Maria Lúcia da Silva
Maria Lucia da Silva nasceu em Mirassol, São Paulo, em 15 de abril 1949. Conhecida no ativismo como "Lucinha", é uma psicóloga, psicanalista e psicoterapeuta brasileira, co-fundadora do Instituto AMMA - Psique e Negritude, coordenadora da Articulação Nacional de Psicólogas(os) Negras(os) e Pesquisadoras(es) do Brasil e Empreendedora Social ASHOKA- Empreendimento Social, desde 2005.
Biografia
Vida pessoal
Maria Lúcia da Silva nasceu no dia 15 de abril de 1949, na cidade de Mirassol, interior de São Paulo. Sua mãe Jordelina Maria de Souza é afro-indígena, e seu pai, Antônio Francisco da Silva, benzedor que perdeu a visão aos 17 anos.
Logo após seu nascimento, entre o 5º e 9º mês de vida, Maria Lúcia ficou doente e perdeu os movimentos do corpo. Sua família era muito religiosa e fez diversas promessas para que ela se recuperasse. Tendo se recuperado, ao completar 3 anos foi feita uma procissão para pagar as promessas. Foi também aos 3 anos que ela se mudou para São Paulo com a sua família.
Seu primeiro trabalho foi aos 6 anos, quando ia com sua tia-avó e outras crianças do cortiço que moravam ajudar na limpeza de uma boate. Aos 8 anos, durante as férias, ela teve sua segunda experiência de serviço, trabalhando durante 30 dias na casa de uma senhora ajudando-a a costurar (facções, como eram chamadas na época).

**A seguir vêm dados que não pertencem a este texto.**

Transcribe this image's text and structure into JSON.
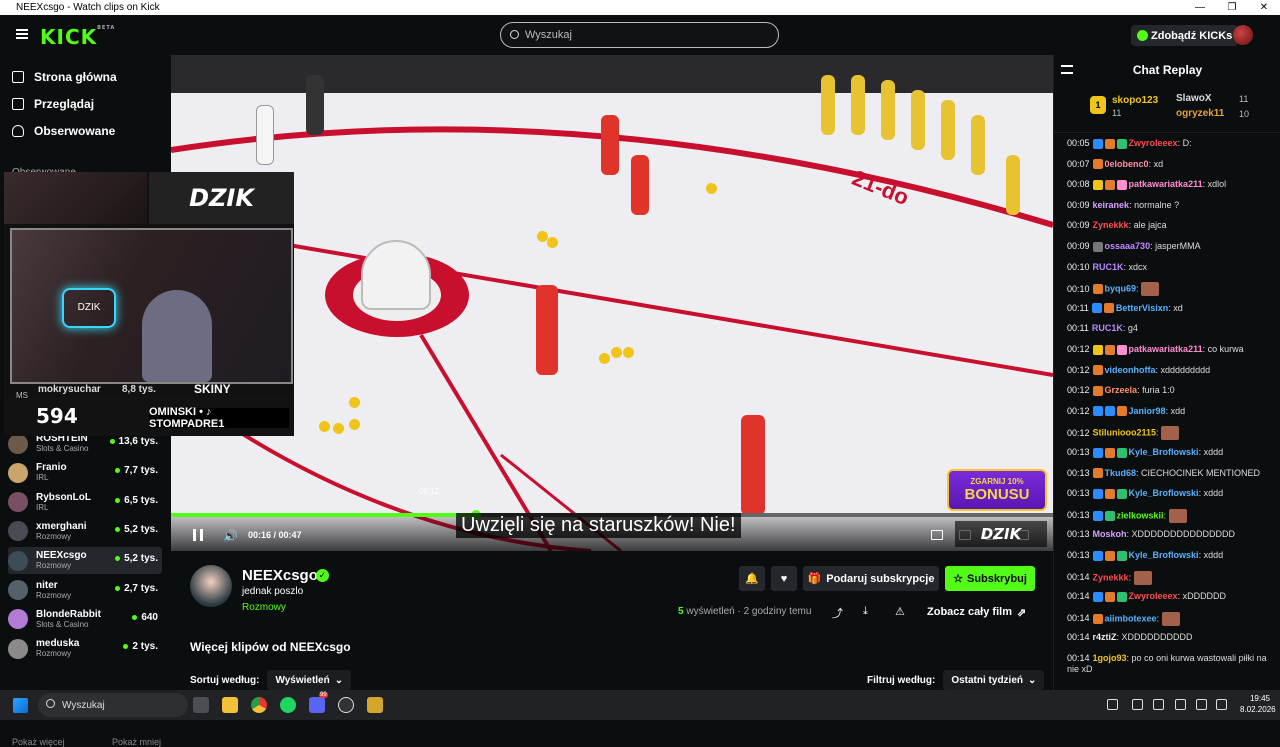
{
  "window": {
    "title": "NEEXcsgo - Watch clips on Kick",
    "controls": [
      "—",
      "❐",
      "✕"
    ]
  },
  "header": {
    "logo": "KICK",
    "logo_badge": "BETA",
    "search_placeholder": "Wyszukaj",
    "kicks_label": "Zdobądź KICKs"
  },
  "sidebar": {
    "nav": [
      {
        "label": "Strona główna",
        "icon": "home-icon"
      },
      {
        "label": "Przeglądaj",
        "icon": "browse-icon"
      },
      {
        "label": "Obserwowane",
        "icon": "heart-icon"
      }
    ],
    "followed_title": "Obserwowane",
    "overlay_row": {
      "name": "mokrysuchar",
      "viewers": "8,8 tys."
    },
    "channels": [
      {
        "name": "ROSHTEIN",
        "category": "Slots & Casino",
        "viewers": "13,6 tys.",
        "color": "#6b5a4a"
      },
      {
        "name": "Franio",
        "category": "IRL",
        "viewers": "7,7 tys.",
        "color": "#c9a46b"
      },
      {
        "name": "RybsonLoL",
        "category": "IRL",
        "viewers": "6,5 tys.",
        "color": "#7a4f63"
      },
      {
        "name": "xmerghani",
        "category": "Rozmowy",
        "viewers": "5,2 tys.",
        "color": "#4a4a55"
      },
      {
        "name": "NEEXcsgo",
        "category": "Rozmowy",
        "viewers": "5,2 tys.",
        "color": "#3d4d58",
        "active": true
      },
      {
        "name": "niter",
        "category": "Rozmowy",
        "viewers": "2,7 tys.",
        "color": "#55606a"
      },
      {
        "name": "BlondeRabbit",
        "category": "Slots & Casino",
        "viewers": "640",
        "color": "#b47bd6"
      },
      {
        "name": "meduska",
        "category": "Rozmowy",
        "viewers": "2 tys.",
        "color": "#8a8a8a"
      }
    ],
    "show_more": "Pokaż więcej",
    "show_less": "Pokaż mniej"
  },
  "overlay": {
    "banner": "DZIK",
    "counter": "594",
    "counter_label": "MS",
    "skiny": "SKINY",
    "tag": "OMINSKI • ♪ STOMPADRE1",
    "neon": "DZIK"
  },
  "video": {
    "caption": "Uwzięli się na staruszków! Nie!",
    "time": "00:16 / 00:47",
    "hover_time": "00:12",
    "progress": 0.346,
    "bonus_line1": "ZGARNIJ 10%",
    "bonus_line2": "BONUSU",
    "watermark": "DZIK",
    "court_text": "21-do"
  },
  "channel": {
    "name": "NEEXcsgo",
    "title": "jednak poszlo",
    "category": "Rozmowy",
    "views_count": "5",
    "views_label": "wyświetleń",
    "time_ago": "· 2 godziny temu",
    "gift_label": "Podaruj subskrypcje",
    "subscribe_label": "Subskrybuj",
    "full_film_label": "Zobacz cały film"
  },
  "clips": {
    "title": "Więcej klipów od NEEXcsgo",
    "sort_label": "Sortuj według:",
    "sort_value": "Wyświetleń",
    "filter_label": "Filtruj według:",
    "filter_value": "Ostatni tydzień"
  },
  "chat": {
    "title": "Chat Replay",
    "leaderboard": [
      {
        "rank": "1",
        "name": "skopo123",
        "value": "11"
      },
      {
        "name": "SlawoX",
        "value": "11"
      },
      {
        "name": "ogryzek11",
        "value": "10"
      }
    ],
    "messages": [
      {
        "t": "00:05",
        "user": "Zwyroleeex",
        "text": ": D:",
        "color": "#ff4d4d",
        "badges": [
          "#2b8cff",
          "#e37b2a",
          "#2fbf71"
        ]
      },
      {
        "t": "00:07",
        "user": "0elobenc0",
        "text": ": xd",
        "color": "#ff8fa3",
        "badges": [
          "#e37b2a"
        ]
      },
      {
        "t": "00:08",
        "user": "patkawariatka211",
        "text": ": xdlol",
        "color": "#ff8fd0",
        "badges": [
          "#f0c419",
          "#e37b2a",
          "#ff8fd0"
        ]
      },
      {
        "t": "00:09",
        "user": "keiranek",
        "text": ": normalne ?",
        "color": "#d6a0ff",
        "badges": []
      },
      {
        "t": "00:09",
        "user": "Zynekkk",
        "text": ": ale jajca",
        "color": "#ff4d4d",
        "badges": []
      },
      {
        "t": "00:09",
        "user": "ossaaa730",
        "text": ": jasperMMA",
        "color": "#c58aff",
        "badges": [
          "#777"
        ]
      },
      {
        "t": "00:10",
        "user": "RUC1K",
        "text": ": xdcx",
        "color": "#b98aff",
        "badges": []
      },
      {
        "t": "00:10",
        "user": "byqu69",
        "text": ":",
        "color": "#5ab0ff",
        "badges": [
          "#e37b2a"
        ],
        "emote": true
      },
      {
        "t": "00:11",
        "user": "BetterVisixn",
        "text": ": xd",
        "color": "#5ab0ff",
        "badges": [
          "#2b8cff",
          "#e37b2a"
        ]
      },
      {
        "t": "00:11",
        "user": "RUC1K",
        "text": ": g4",
        "color": "#b98aff",
        "badges": []
      },
      {
        "t": "00:12",
        "user": "patkawariatka211",
        "text": ": co kurwa",
        "color": "#ff8fd0",
        "badges": [
          "#f0c419",
          "#e37b2a",
          "#ff8fd0"
        ]
      },
      {
        "t": "00:12",
        "user": "videonhoffa",
        "text": ": xddddddddd",
        "color": "#5ab0ff",
        "badges": [
          "#e37b2a"
        ]
      },
      {
        "t": "00:12",
        "user": "Grzeela",
        "text": ": furia 1:0",
        "color": "#ff8f6b",
        "badges": [
          "#e37b2a"
        ]
      },
      {
        "t": "00:12",
        "user": "Janior98",
        "text": ": xdd",
        "color": "#5ab0ff",
        "badges": [
          "#2b8cff",
          "#2b8cff",
          "#e37b2a"
        ]
      },
      {
        "t": "00:12",
        "user": "Stiluniooo2115",
        "text": ":",
        "color": "#f0c419",
        "badges": [],
        "emote": true
      },
      {
        "t": "00:13",
        "user": "Kyle_Broflowski",
        "text": ": xddd",
        "color": "#5ab0ff",
        "badges": [
          "#2b8cff",
          "#e37b2a",
          "#2fbf71"
        ]
      },
      {
        "t": "00:13",
        "user": "Tkud68",
        "text": ": CIECHOCINEK MENTIONED",
        "color": "#5ab0ff",
        "badges": [
          "#e37b2a"
        ]
      },
      {
        "t": "00:13",
        "user": "Kyle_Broflowski",
        "text": ": xddd",
        "color": "#5ab0ff",
        "badges": [
          "#2b8cff",
          "#e37b2a",
          "#2fbf71"
        ]
      },
      {
        "t": "00:13",
        "user": "zielkowskii",
        "text": ":",
        "color": "#53fc18",
        "badges": [
          "#2b8cff",
          "#2fbf71"
        ],
        "emote": true
      },
      {
        "t": "00:13",
        "user": "Moskoh",
        "text": ": XDDDDDDDDDDDDDDD",
        "color": "#d6a0ff",
        "badges": []
      },
      {
        "t": "00:13",
        "user": "Kyle_Broflowski",
        "text": ": xddd",
        "color": "#5ab0ff",
        "badges": [
          "#2b8cff",
          "#e37b2a",
          "#2fbf71"
        ]
      },
      {
        "t": "00:14",
        "user": "Zynekkk",
        "text": ":",
        "color": "#ff4d4d",
        "badges": [],
        "emote": true
      },
      {
        "t": "00:14",
        "user": "Zwyroleeex",
        "text": ": xDDDDDD",
        "color": "#ff4d4d",
        "badges": [
          "#2b8cff",
          "#e37b2a",
          "#2fbf71"
        ]
      },
      {
        "t": "00:14",
        "user": "aiimbotexee",
        "text": ":",
        "color": "#5ab0ff",
        "badges": [
          "#e37b2a"
        ],
        "emote": true
      },
      {
        "t": "00:14",
        "user": "r4ztiZ",
        "text": ": XDDDDDDDDDD",
        "color": "#eee",
        "badges": []
      },
      {
        "t": "00:14",
        "user": "1gojo93",
        "text": ": po co oni kurwa wastowali piłki na nie xD",
        "color": "#f0c419",
        "badges": []
      }
    ]
  },
  "taskbar": {
    "search_placeholder": "Wyszukaj",
    "time": "19:45",
    "date": "8.02.2026",
    "discord_badge": "99"
  }
}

Em 25 de dezembro de 2007, durante uma comemoração de Natal com sua família, Maria Lúcia se sentiu mal e foi ao hospital. Os médicos disseram que ela tinha uma pneumonia, mas não apresentaram o diagnóstico. Após 20 dias, um pneumologista disse que ela estava com os pulmões cheios de sangue. Maria Lúcia foi internada no mesmo dia e passou mais 30 dias no hospital, pois ainda não havia uma identificação de qual doença possuía. Após esse tempo, foi diagnosticada com vasculite, uma doença autoimune.
Contato com o ativismo
Na década de 1970, Maria Lúcia trabalhou como auxiliar de escritório em um metrô, e foi nessa mesma época que ela foi abordada no metrô por dois ativistas negros para falar sobre o racismo. a partir deste momento, ela inicia sua jornada no ativismo.
No ano de 1976, Maria Lúcia, em parceria com outros ativistas negros, reabrem uma organização chamada Centro de Cultura e Arte Negra, o CECAM, assim, começa a participar ativamente dos movimentos negros. É dentro dessa instituição que surge o Festival Comunitário Negro Zumbi, e é partir desse momento que ela passa a atuar ativamente no ativismo. Entretanto, no ano de 1982, os participantes do Centro de Cultura e Arte Negra decidem fechar a organização.
Carreira acadêmica
No começo de 1980, Maria Lúcia ingressa no curso de Psicologia na Faculdade Paulistana, em São Paulo. Em 1985, ela conclui a graduação e começa a atuar na área clínica. A psicóloga se especializou em Saúde Coletiva no Instituto de Saúde da Secretaria do Estado de São Paulo em 1987, e de 1994 a 1997 se especializou em dinâmica energética do psiquismo.
Maria Lúcia também participou de alguns cursos. Na área da psicanálise, os principais são: Narcisismo, alteridade e Grupo Operativo - Instituto de Psicologia-USP; Conflito e Sintoma: Instituto Sedes Sapientiae; A psique da criança - Casa do Saber, além de participar do curso internacional nos Estados Unidos de treinamento para facilitadora de grupo (National Black Women Health Project, Atlanta/Geórgia e Nova York).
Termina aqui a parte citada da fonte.